Precious Metals: April gold closed at $1,122.1 per ounce on short covering after early losses tied to the U.S. Fed’s discount rate increase and dollar strength. The early loss gave way to shortcovering when the reality of a 0.2% discount rate increase really had no impact since it applied to the rate the Fed charges banks for emergency loans. March silver closed at $16.413 per ounce, up 35.3c with Aril platinum gaining $24 per ounce to close at $1,543.60, and March palladium gaining $7.10 to close at $442.35 per ounce. We once again view precious metal action a result of changes in the U.S. interest rates and the dollar. Occasionally a disparity occurs where metal prices move, for a short time, in tandem with the dollar. We prefer the sidelines but favor the long side of silver once the dollar stabilizes or declines.
Grains and Oilseeds: March corn closed at $3.60 per bushel, up 2 3/4c on shortcovering and tied to strength in crude oil and precious metals.
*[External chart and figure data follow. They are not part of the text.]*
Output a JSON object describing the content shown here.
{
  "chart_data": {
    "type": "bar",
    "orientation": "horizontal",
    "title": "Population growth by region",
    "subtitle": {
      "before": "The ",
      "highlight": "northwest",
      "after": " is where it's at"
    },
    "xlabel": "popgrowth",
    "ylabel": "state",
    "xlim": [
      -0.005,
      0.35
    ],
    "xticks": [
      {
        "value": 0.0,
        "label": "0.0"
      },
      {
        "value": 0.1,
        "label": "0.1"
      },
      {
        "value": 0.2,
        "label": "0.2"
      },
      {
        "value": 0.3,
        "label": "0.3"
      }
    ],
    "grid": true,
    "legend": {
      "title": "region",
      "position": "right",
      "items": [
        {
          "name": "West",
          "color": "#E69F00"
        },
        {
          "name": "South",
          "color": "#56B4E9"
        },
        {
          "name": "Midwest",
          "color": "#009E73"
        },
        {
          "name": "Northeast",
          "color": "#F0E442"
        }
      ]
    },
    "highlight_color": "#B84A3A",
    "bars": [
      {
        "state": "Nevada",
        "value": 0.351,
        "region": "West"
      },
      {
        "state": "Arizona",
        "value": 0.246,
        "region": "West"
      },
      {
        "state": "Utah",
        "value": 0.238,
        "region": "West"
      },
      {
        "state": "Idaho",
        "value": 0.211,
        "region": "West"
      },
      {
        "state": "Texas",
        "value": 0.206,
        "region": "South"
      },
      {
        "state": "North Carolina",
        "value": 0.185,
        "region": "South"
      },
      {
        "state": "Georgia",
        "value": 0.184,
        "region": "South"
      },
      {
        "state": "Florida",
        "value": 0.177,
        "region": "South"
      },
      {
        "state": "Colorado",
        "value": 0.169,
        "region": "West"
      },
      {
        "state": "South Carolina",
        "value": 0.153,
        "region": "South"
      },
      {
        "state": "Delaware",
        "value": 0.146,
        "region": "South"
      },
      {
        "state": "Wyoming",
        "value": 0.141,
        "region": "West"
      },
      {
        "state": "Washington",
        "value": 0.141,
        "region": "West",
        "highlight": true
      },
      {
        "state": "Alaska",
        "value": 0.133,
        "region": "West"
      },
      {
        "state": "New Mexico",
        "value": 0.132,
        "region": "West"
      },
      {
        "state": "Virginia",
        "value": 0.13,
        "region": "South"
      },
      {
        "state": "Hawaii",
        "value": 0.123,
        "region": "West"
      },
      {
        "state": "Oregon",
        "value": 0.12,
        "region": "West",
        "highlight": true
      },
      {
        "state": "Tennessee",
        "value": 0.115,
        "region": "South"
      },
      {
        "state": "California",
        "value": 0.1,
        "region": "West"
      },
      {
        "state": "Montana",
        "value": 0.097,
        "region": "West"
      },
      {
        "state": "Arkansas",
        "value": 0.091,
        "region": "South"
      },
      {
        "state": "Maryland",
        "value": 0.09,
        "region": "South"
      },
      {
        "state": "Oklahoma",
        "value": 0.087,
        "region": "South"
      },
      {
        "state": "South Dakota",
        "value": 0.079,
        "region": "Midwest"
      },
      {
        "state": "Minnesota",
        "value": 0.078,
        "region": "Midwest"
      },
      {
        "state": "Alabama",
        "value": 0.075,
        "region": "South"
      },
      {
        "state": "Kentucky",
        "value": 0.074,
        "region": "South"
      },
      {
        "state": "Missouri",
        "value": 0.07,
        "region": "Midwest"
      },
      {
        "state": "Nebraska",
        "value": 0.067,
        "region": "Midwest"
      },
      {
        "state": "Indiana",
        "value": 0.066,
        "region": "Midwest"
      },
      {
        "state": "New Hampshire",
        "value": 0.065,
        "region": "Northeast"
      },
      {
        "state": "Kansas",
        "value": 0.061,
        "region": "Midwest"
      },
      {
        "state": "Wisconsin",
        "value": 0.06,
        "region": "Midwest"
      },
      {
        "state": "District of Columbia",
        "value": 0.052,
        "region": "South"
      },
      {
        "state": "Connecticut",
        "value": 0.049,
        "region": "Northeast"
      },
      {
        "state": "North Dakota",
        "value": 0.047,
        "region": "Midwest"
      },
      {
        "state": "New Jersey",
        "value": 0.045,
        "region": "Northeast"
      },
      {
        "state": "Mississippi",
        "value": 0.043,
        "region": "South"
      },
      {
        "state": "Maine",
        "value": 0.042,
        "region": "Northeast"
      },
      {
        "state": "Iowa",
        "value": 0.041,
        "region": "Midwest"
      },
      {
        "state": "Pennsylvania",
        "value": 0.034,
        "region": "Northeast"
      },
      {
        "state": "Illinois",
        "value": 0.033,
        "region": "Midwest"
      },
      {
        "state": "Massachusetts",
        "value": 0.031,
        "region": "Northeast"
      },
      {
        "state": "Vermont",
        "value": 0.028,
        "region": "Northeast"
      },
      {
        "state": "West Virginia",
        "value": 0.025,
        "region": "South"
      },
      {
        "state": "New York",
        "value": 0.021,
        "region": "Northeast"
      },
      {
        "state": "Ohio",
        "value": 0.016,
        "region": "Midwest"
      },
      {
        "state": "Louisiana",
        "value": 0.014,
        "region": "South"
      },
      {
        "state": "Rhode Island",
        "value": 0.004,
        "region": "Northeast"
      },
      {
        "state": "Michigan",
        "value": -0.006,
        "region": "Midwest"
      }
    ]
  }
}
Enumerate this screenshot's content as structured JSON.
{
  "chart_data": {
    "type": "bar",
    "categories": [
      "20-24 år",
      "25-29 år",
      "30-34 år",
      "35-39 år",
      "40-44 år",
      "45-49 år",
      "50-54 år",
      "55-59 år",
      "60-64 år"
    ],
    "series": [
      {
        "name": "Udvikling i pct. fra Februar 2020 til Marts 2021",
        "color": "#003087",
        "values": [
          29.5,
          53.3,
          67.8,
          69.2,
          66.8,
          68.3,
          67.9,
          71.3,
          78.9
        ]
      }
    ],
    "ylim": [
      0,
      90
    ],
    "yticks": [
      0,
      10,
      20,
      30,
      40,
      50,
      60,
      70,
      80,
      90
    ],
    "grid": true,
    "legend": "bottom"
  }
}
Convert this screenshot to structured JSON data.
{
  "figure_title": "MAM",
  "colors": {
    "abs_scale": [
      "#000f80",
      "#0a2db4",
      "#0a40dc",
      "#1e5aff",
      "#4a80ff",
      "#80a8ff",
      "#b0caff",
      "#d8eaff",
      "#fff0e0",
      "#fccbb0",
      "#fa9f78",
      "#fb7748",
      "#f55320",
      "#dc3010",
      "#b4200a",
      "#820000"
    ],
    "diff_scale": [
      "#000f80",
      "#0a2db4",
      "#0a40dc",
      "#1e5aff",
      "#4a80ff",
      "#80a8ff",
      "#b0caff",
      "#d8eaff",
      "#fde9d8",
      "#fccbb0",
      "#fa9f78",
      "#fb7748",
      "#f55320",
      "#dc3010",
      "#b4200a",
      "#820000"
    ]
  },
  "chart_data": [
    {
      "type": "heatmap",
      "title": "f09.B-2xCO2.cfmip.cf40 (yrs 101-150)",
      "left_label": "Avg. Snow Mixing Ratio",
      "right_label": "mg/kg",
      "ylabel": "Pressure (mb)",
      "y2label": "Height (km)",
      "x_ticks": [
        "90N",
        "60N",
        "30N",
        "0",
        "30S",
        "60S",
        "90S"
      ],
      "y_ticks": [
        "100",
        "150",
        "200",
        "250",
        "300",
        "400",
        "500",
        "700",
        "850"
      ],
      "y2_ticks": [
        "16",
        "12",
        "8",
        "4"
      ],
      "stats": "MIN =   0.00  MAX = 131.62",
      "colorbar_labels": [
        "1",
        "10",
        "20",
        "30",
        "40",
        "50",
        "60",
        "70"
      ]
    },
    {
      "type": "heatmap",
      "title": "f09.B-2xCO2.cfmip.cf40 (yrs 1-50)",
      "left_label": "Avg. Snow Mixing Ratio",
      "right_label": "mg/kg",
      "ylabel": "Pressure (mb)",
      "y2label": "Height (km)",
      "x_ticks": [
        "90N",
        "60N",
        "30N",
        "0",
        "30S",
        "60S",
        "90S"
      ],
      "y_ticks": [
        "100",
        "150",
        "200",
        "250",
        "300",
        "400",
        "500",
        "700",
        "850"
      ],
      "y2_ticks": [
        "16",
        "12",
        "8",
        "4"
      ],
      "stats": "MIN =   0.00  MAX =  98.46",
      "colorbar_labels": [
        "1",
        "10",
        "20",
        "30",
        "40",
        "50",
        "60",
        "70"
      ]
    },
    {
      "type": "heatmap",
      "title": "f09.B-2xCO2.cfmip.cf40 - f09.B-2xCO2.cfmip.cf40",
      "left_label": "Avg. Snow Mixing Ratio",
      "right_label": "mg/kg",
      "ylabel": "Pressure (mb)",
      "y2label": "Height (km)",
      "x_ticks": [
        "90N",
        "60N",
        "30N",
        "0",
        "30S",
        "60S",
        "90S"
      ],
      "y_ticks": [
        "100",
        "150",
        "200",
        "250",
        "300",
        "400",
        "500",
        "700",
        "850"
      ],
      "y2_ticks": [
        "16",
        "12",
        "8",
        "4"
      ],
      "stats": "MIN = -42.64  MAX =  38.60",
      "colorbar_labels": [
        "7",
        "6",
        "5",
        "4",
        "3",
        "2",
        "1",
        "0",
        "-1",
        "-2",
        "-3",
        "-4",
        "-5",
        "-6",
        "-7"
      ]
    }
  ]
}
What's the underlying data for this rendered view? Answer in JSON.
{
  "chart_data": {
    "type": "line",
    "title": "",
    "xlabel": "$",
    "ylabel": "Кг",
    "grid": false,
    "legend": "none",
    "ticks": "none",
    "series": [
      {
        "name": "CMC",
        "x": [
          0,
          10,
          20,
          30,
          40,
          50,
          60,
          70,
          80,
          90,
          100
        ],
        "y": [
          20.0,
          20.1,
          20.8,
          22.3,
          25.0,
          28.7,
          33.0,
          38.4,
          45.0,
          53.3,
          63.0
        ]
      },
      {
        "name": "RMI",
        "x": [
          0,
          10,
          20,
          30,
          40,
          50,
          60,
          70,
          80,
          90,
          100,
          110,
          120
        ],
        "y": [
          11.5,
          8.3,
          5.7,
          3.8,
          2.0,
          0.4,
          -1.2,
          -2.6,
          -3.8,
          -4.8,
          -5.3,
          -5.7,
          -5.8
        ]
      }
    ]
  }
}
Most commodity fund accounts maintain positions across the commodity spectrum and in cases of one group of commodities making a significant price move, there is an effect in other commodities regardless of underlying fundamentals. Such movement takes place when a particular commodity group declines precipitously causing margin calls which are then met with liquidation in other commodities where profits still exist. Even commodity funds professionaly managed are hesitant to close out a margin call loss without an offsetting profit on the books. We prefer the sidelines in corn. March wheat closed at $4.89 ¾ per bushel, up 4 3/4c on shortcovering and technicals. We prefer the sidelines. March soybeans closed at $9.45 per bushel, down 3c tied to bearish South American crop outlooks. Speculative funds were sellers of beans and bean oil but buyers of soymeal. The dollar rally was also a factor in the long liquidation. With good underlying support and demand we continue to prefer the long side of beans but only on dips.
Coffee, Cocoa and Sugar: March coffee closed at $1.3475 per pound, up 65 points and off early lows prompted by the dollar rally. With major holidays in Brazil and Vietnam fundamentals are lacking and while we favor the long side of coffee, we prefer the sidelines until after the holidays. March cocoa closed at $3,109 per metric tonne, up $18 as equities and other commodities rallied after the dollar retreated from early highs. We prefer the sidelines in cocoa. March sugar closed at 25.96c per pound, up 16 points on carryover from overnight gains. We like sugar from here with support at 24.85 to 25c. Also, expectations that India may be in line for additional imports prompts our view of higher prices.
Cotton: March cotton closed at 78.98c per pound, up 85 points and up 5.43% for the week. Tight supplies with uncovered hedges by textile mills tied to good demand a leading factor for higher prices. We like cotton from here but would only add to existing positions on dips.
John L. Caiazzo
Information provided is from sources deemed to be reliable but not guaranteed. Futures and Options trading involve a high degree of risk and may not be suitable for everyone. John Caiazzo is a registered commodities broker with over 40 years experience in investments and opinions are his own and not of the Futures Commission Merchant he introduces his clients to.